IRONWOOD, Mich. (WZMQ) – Aspirus Ironwood Hospital will discontinue labor and delivery services by December 31, 2025, prompting concern from staff about potential impacts to patient care and access. The decision follows the closure of Aspirus’s Ontonagon emergency room in 2023 and it’s Keweenaw OB-GYN facility, raising questions about healthcare accessibility in the region.
Sarah Trudgeon,RN at Aspirus Ironwood and MNA president,expressed surprise at the speed of the transition.”I think we all heard rumors and thought that it would be a possibility, but I don’t think we knew it was actually going to happen at least this quickly,” she said.
The closure stems from ongoing difficulties in recruiting and retaining a full maternal care team, a challenge cited previously in the Keweenaw facility’s shutdown. according to Trudgeon, the Ironwood department has relied heavily on temporary physicians. “We only had one provider and a lot of locums and traveling doctors coming in to help fill all the holes,” she explained, “and we knew that couldn’t go on forever.”
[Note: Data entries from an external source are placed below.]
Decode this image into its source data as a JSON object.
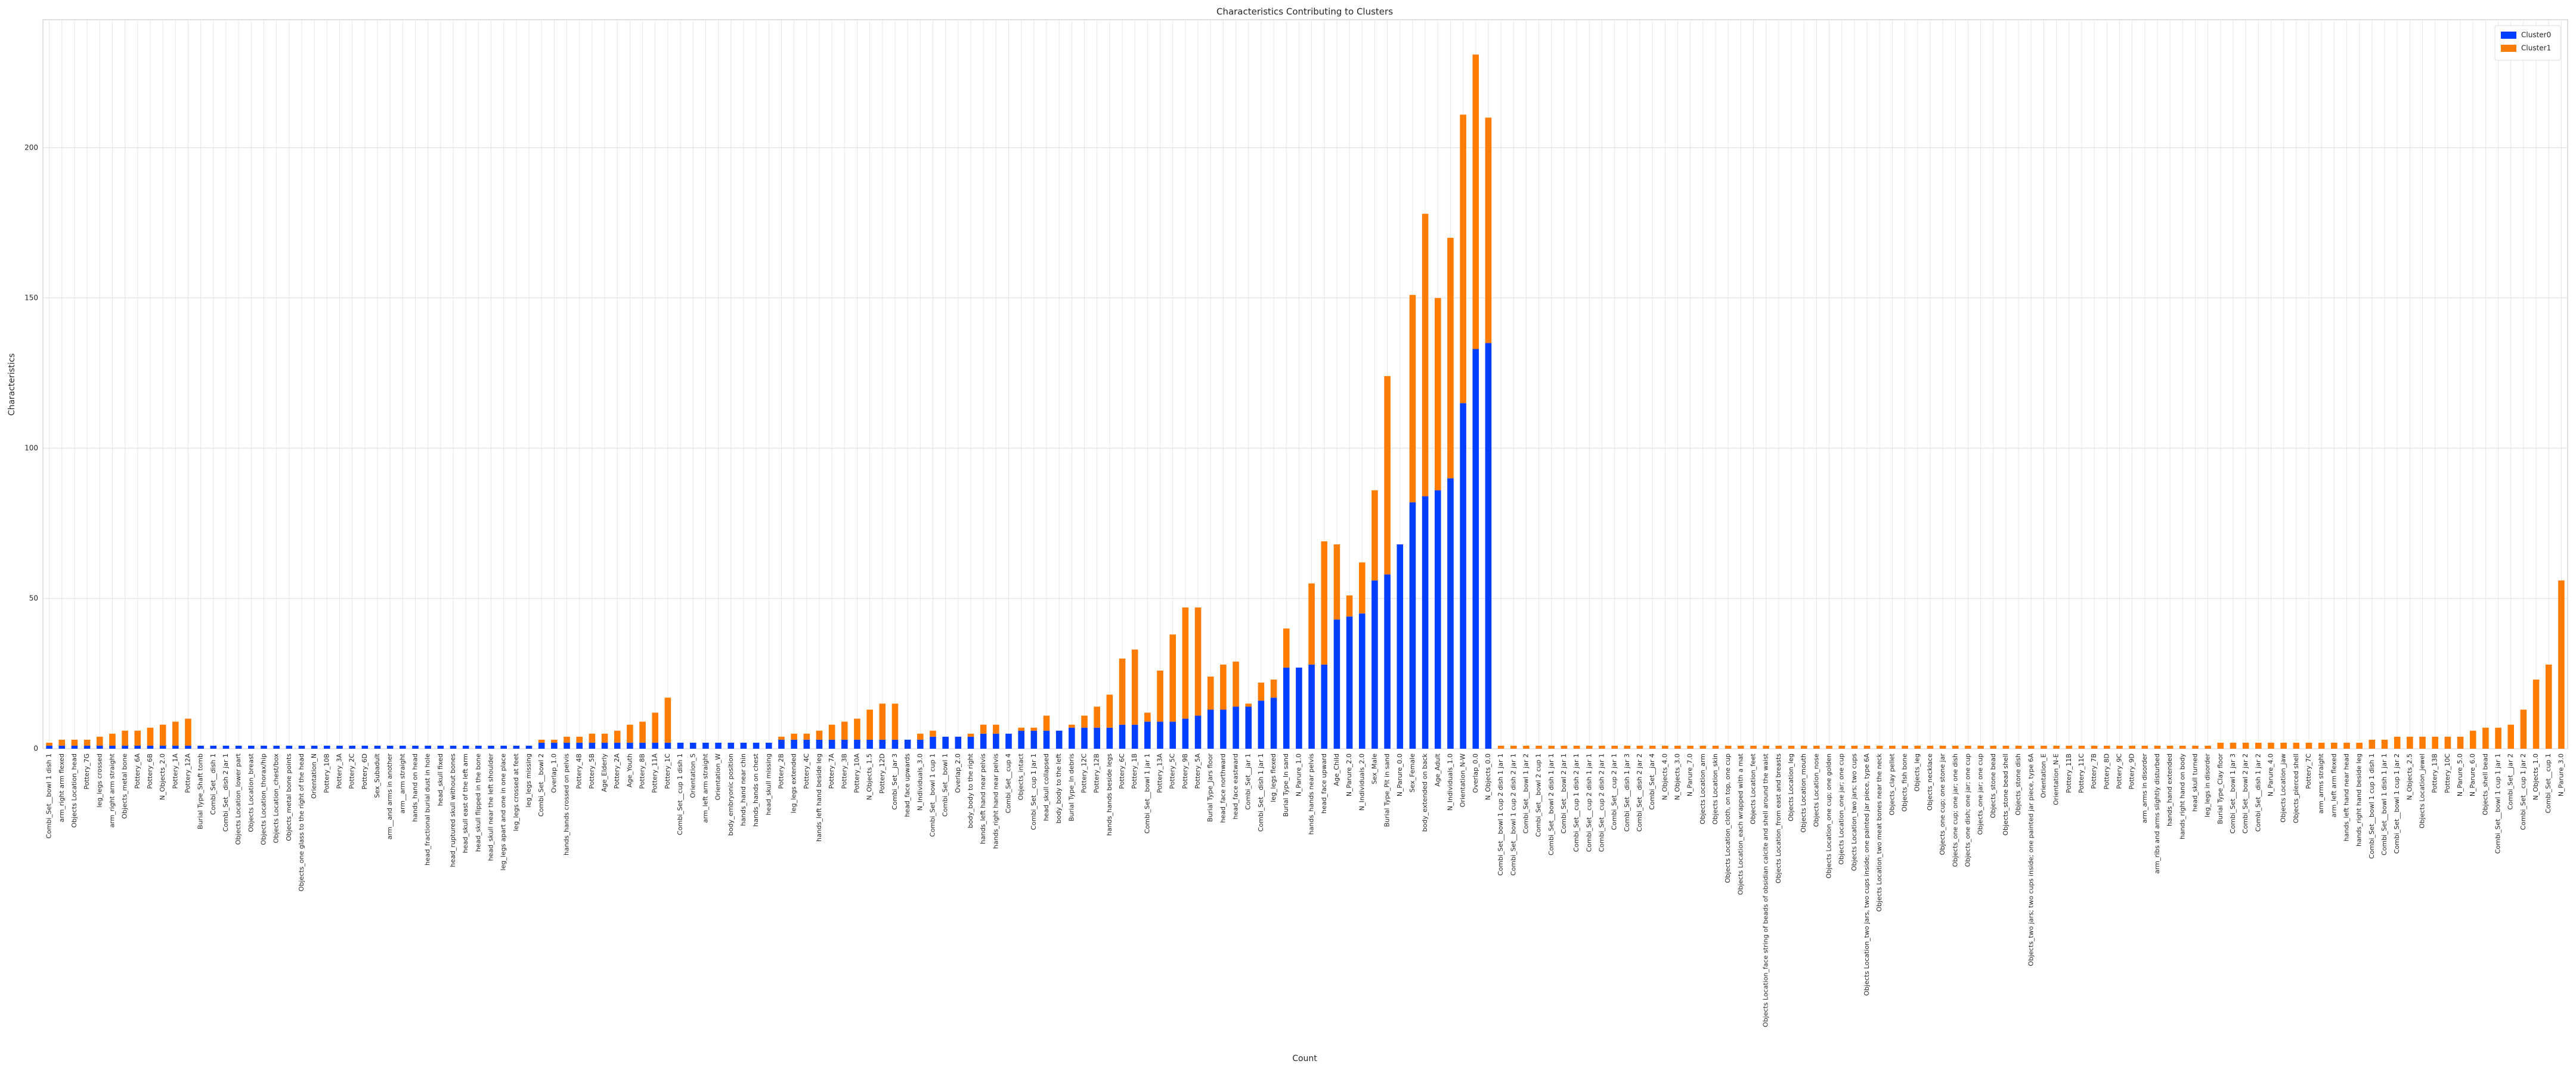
{
  "chart_data": {
    "type": "bar",
    "stacked": true,
    "title": "Characteristics Contributing to Clusters",
    "xlabel": "Count",
    "ylabel": "Characteristics",
    "grid": true,
    "legend": "upper right",
    "ylim": [
      0,
      242.6
    ],
    "yticks": [
      0,
      50,
      100,
      150,
      200
    ],
    "categories": [
      "Combi_Set__bowl 1 dish 1",
      "arm_right arm flexed",
      "Objects Location_head",
      "Pottery_7G",
      "leg_legs crossed",
      "arm_right arm straight",
      "Objects_metal bone",
      "Pottery_6A",
      "Pottery_6B",
      "N_Objects_2.0",
      "Pottery_1A",
      "Pottery_12A",
      "Burial Type_Shaft tomb",
      "Combi_Set__dish 1",
      "Combi_Set__dish 2 jar 1",
      "Objects Location_lower part",
      "Objects Location_breast",
      "Objects Location_thorax/hip",
      "Objects Location_chest/box",
      "Objects_metal bone points",
      "Objects_one glass to the right of the head",
      "Orientation_N",
      "Pottery_10B",
      "Pottery_3A",
      "Pottery_2C",
      "Pottery_6D",
      "Sex_Subadult",
      "arm__and arms in another",
      "arm__arm straight",
      "hands_hand on head",
      "head_fractional burial dust in hole",
      "head_skull fixed",
      "head_ruptured skull without bones",
      "head_skull east of the left arm",
      "head_skull flipped in the bone",
      "head_skull near the left shoulder",
      "leg_legs apart and one in one place",
      "leg_legs crossed at feet",
      "leg_legs missing",
      "Combi_Set__bowl 2",
      "Overlap_1.0",
      "hands_hands crossed on pelvis",
      "Pottery_4B",
      "Pottery_5B",
      "Age_Elderly",
      "Pottery_2A",
      "Age_Youth",
      "Pottery_8B",
      "Pottery_11A",
      "Pottery_1C",
      "Combi_Set__cup 1 dish 1",
      "Orientation_S",
      "arm_left arm straight",
      "Orientation_W",
      "body_embryonic position",
      "hands_hand near chin",
      "hands_hands on chest",
      "head_skull missing",
      "Pottery_2B",
      "leg_legs extended",
      "Pottery_4C",
      "hands_left hand beside leg",
      "Pottery_7A",
      "Pottery_3B",
      "Pottery_10A",
      "N_Objects_1.5",
      "Pottery_12D",
      "Combi_Set__jar 3",
      "head_face upwards",
      "N_Individuals_3.0",
      "Combi_Set__bowl 1 cup 1",
      "Combi_Set__bowl 1",
      "Overlap_2.0",
      "body_body to the right",
      "hands_left hand near pelvis",
      "hands_right hand near pelvis",
      "Combi_Set__cup 4",
      "Objects_intact",
      "Combi_Set__cup 1 jar 1",
      "head_skull collapsed",
      "body_body to the left",
      "Burial Type_In debris",
      "Pottery_12C",
      "Pottery_12B",
      "hands_hands beside legs",
      "Pottery_6C",
      "Pottery_1B",
      "Combi_Set__bowl 1 jar 1",
      "Pottery_13A",
      "Pottery_5C",
      "Pottery_9B",
      "Pottery_5A",
      "Burial Type_Jars floor",
      "head_face northward",
      "head_face eastward",
      "Combi_Set__jar 1",
      "Combi_Set__dish 1 jar 1",
      "leg_legs flexed",
      "Burial Type_In sand",
      "N_Parure_1.0",
      "hands_hands near pelvis",
      "head_face upward",
      "Age_Child",
      "N_Parure_2.0",
      "N_Individuals_2.0",
      "Sex_Male",
      "Burial Type_Pit in sand",
      "N_Parure_0.0",
      "Sex_Female",
      "body_extended on back",
      "Age_Adult",
      "N_Individuals_1.0",
      "Orientation_N-W",
      "Overlap_0.0",
      "N_Objects_0.0",
      "Combi_Set__bowl 1 cup 2 dish 1 jar 1",
      "Combi_Set__bowl 1 cup 2 dish 2 jar 1",
      "Combi_Set__bowl 1 jar 2",
      "Combi_Set__bowl 2 cup 1",
      "Combi_Set__bowl 2 dish 1 jar 1",
      "Combi_Set__bowl 2 jar 1",
      "Combi_Set__cup 1 dish 2 jar 1",
      "Combi_Set__cup 2 dish 1 jar 1",
      "Combi_Set__cup 2 dish 2 jar 1",
      "Combi_Set__cup 2 jar 1",
      "Combi_Set__dish 1 jar 3",
      "Combi_Set__dish 2 jar 2",
      "Combi_Set__jar 4",
      "N_Objects_4.0",
      "N_Objects_3.0",
      "N_Parure_7.0",
      "Objects Location_arm",
      "Objects Location_skin",
      "Objects Location_cloth, on top, one cup",
      "Objects Location_each wrapped with a mat",
      "Objects Location_feet",
      "Objects Location_face string of beads of obsidian calcite and shell around the waist",
      "Objects Location_from east and breasts",
      "Objects Location_leg",
      "Objects Location_mouth",
      "Objects Location_nose",
      "Objects Location_one cup; one golden",
      "Objects Location_one jar; one cup",
      "Objects Location_two jars; two cups",
      "Objects Location_two jars, two cups inside; one painted jar piece, type 6A",
      "Objects Location_two meat bones near the neck",
      "Objects_clay pellet",
      "Objects_fish bone",
      "Objects_leg",
      "Objects_necklace",
      "Objects_one cup; one stone jar",
      "Objects_one cup; one jar; one dish",
      "Objects_one dish; one jar; one cup",
      "Objects_one jar; one cup",
      "Objects_stone bead",
      "Objects_stone bead shell",
      "Objects_stone dish",
      "Objects_two jars; two cups inside; one painted jar piece, type 6A",
      "Orientation_E",
      "Orientation_N-E",
      "Pottery_11B",
      "Pottery_11C",
      "Pottery_7B",
      "Pottery_8D",
      "Pottery_9C",
      "Pottery_9D",
      "arm_arms in disorder",
      "arm_ribs and arms slightly disturbed",
      "hands_hand extended",
      "hands_right hand on body",
      "head_skull turned",
      "leg_legs in disorder",
      "Burial Type_Clay floor",
      "Combi_Set__bowl 1 jar 3",
      "Combi_Set__bowl 2 jar 2",
      "Combi_Set__dish 1 jar 2",
      "N_Parure_4.0",
      "Objects Location_jaw",
      "Objects_pierced shell",
      "Pottery_7C",
      "arm_arms straight",
      "arm_left arm flexed",
      "hands_left hand near head",
      "hands_right hand beside leg",
      "Combi_Set__bowl 1 cup 1 dish 1",
      "Combi_Set__bowl 1 dish 1 jar 1",
      "Combi_Set__bowl 1 cup 1 jar 2",
      "N_Objects_2.5",
      "Objects Location_jewel",
      "Pottery_13B",
      "Pottery_10C",
      "N_Parure_5.0",
      "N_Parure_6.0",
      "Objects_shell bead",
      "Combi_Set__bowl 1 cup 1 jar 1",
      "Combi_Set__jar 2",
      "Combi_Set__cup 1 jar 2",
      "N_Objects_1.0",
      "Combi_Set__cup 1",
      "N_Parure_3.0"
    ],
    "series": [
      {
        "name": "Cluster0",
        "color": "#023eff",
        "values": [
          1,
          1,
          1,
          1,
          1,
          1,
          1,
          1,
          1,
          1,
          1,
          1,
          1,
          1,
          1,
          1,
          1,
          1,
          1,
          1,
          1,
          1,
          1,
          1,
          1,
          1,
          1,
          1,
          1,
          1,
          1,
          1,
          1,
          1,
          1,
          1,
          1,
          1,
          1,
          2,
          2,
          2,
          2,
          2,
          2,
          2,
          2,
          2,
          2,
          2,
          2,
          2,
          2,
          2,
          2,
          2,
          2,
          2,
          3,
          3,
          3,
          3,
          3,
          3,
          3,
          3,
          3,
          3,
          3,
          3,
          4,
          4,
          4,
          4,
          5,
          5,
          5,
          6,
          6,
          6,
          6,
          7,
          7,
          7,
          7,
          8,
          8,
          9,
          9,
          9,
          10,
          11,
          13,
          13,
          14,
          14,
          16,
          17,
          27,
          27,
          28,
          28,
          43,
          44,
          45,
          56,
          58,
          68,
          82,
          84,
          86,
          90,
          115,
          133,
          135,
          0,
          0,
          0,
          0,
          0,
          0,
          0,
          0,
          0,
          0,
          0,
          0,
          0,
          0,
          0,
          0,
          0,
          0,
          0,
          0,
          0,
          0,
          0,
          0,
          0,
          0,
          0,
          0,
          0,
          0,
          0,
          0,
          0,
          0,
          0,
          0,
          0,
          0,
          0,
          0,
          0,
          0,
          0,
          0,
          0,
          0,
          0,
          0,
          0,
          0,
          0,
          0,
          0,
          0,
          0,
          0,
          0,
          0,
          0,
          0,
          0,
          0,
          0,
          0,
          0,
          0,
          0,
          0,
          0,
          0,
          0,
          0,
          0,
          0,
          0,
          0,
          0,
          0,
          0,
          0,
          0,
          0,
          0,
          0,
          0
        ]
      },
      {
        "name": "Cluster1",
        "color": "#ff7c00",
        "values": [
          1,
          2,
          2,
          2,
          3,
          4,
          5,
          5,
          6,
          7,
          8,
          9,
          0,
          0,
          0,
          0,
          0,
          0,
          0,
          0,
          0,
          0,
          0,
          0,
          0,
          0,
          0,
          0,
          0,
          0,
          0,
          0,
          0,
          0,
          0,
          0,
          0,
          0,
          0,
          1,
          1,
          2,
          2,
          3,
          3,
          4,
          6,
          7,
          10,
          15,
          0,
          0,
          0,
          0,
          0,
          0,
          0,
          0,
          1,
          2,
          2,
          3,
          5,
          6,
          7,
          10,
          12,
          12,
          0,
          2,
          2,
          0,
          0,
          1,
          3,
          3,
          0,
          1,
          1,
          5,
          0,
          1,
          4,
          7,
          11,
          22,
          25,
          3,
          17,
          29,
          37,
          36,
          11,
          15,
          15,
          1,
          6,
          6,
          13,
          0,
          27,
          41,
          25,
          7,
          17,
          30,
          66,
          0,
          69,
          94,
          64,
          80,
          96,
          98,
          75,
          1,
          1,
          1,
          1,
          1,
          1,
          1,
          1,
          1,
          1,
          1,
          1,
          1,
          1,
          1,
          1,
          1,
          1,
          1,
          1,
          1,
          1,
          1,
          1,
          1,
          1,
          1,
          1,
          1,
          1,
          1,
          1,
          1,
          1,
          1,
          1,
          1,
          1,
          1,
          1,
          1,
          1,
          1,
          1,
          1,
          1,
          1,
          1,
          1,
          1,
          1,
          1,
          1,
          1,
          1,
          1,
          1,
          2,
          2,
          2,
          2,
          2,
          2,
          2,
          2,
          2,
          2,
          2,
          2,
          3,
          3,
          4,
          4,
          4,
          4,
          4,
          4,
          6,
          7,
          7,
          8,
          13,
          23,
          28,
          56
        ]
      }
    ]
  }
}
The loss of labor and delivery services may require expectant mothers to travel to Wisconsin hospitals, possibly creating financial and logistical burdens. “We are the only hospital within 45 minutes of two diffrent hospitals in Wisconsin,” Trudgeon noted. “There’s a lot of people that can travel and will travel, but then there’s some that either rely on public transportation or friends or family.They might have Michigan insurance, and it would be out of pocket to go to Wisconsin, even though it’s closer than traveling to somewhere else in Michigan.”
Aspirus ironwood plans to utilize emergency room space for urgent labor and delivery cases, requiring ER staff to provide childbirth care. This shift raises concerns about staffing levels and potential delays in other emergency services. “For now, ER staff being responsible for doing things that we’ve never realy been trained on is a big thing,” Trudgeon stated. “If they’re requiring an ER to be covering that, you would hope that we would get more staff, so it won’t take the two ER nurses and leave the other 10 or 11 beds.”
The hospital has announced that ER staff will undergo training over the next three months to prepare for the change. Aspirus maintains that its emergency department remains equipped to handle urgent labor and delivery needs and will continue to offer prenatal and postnatal care to local families.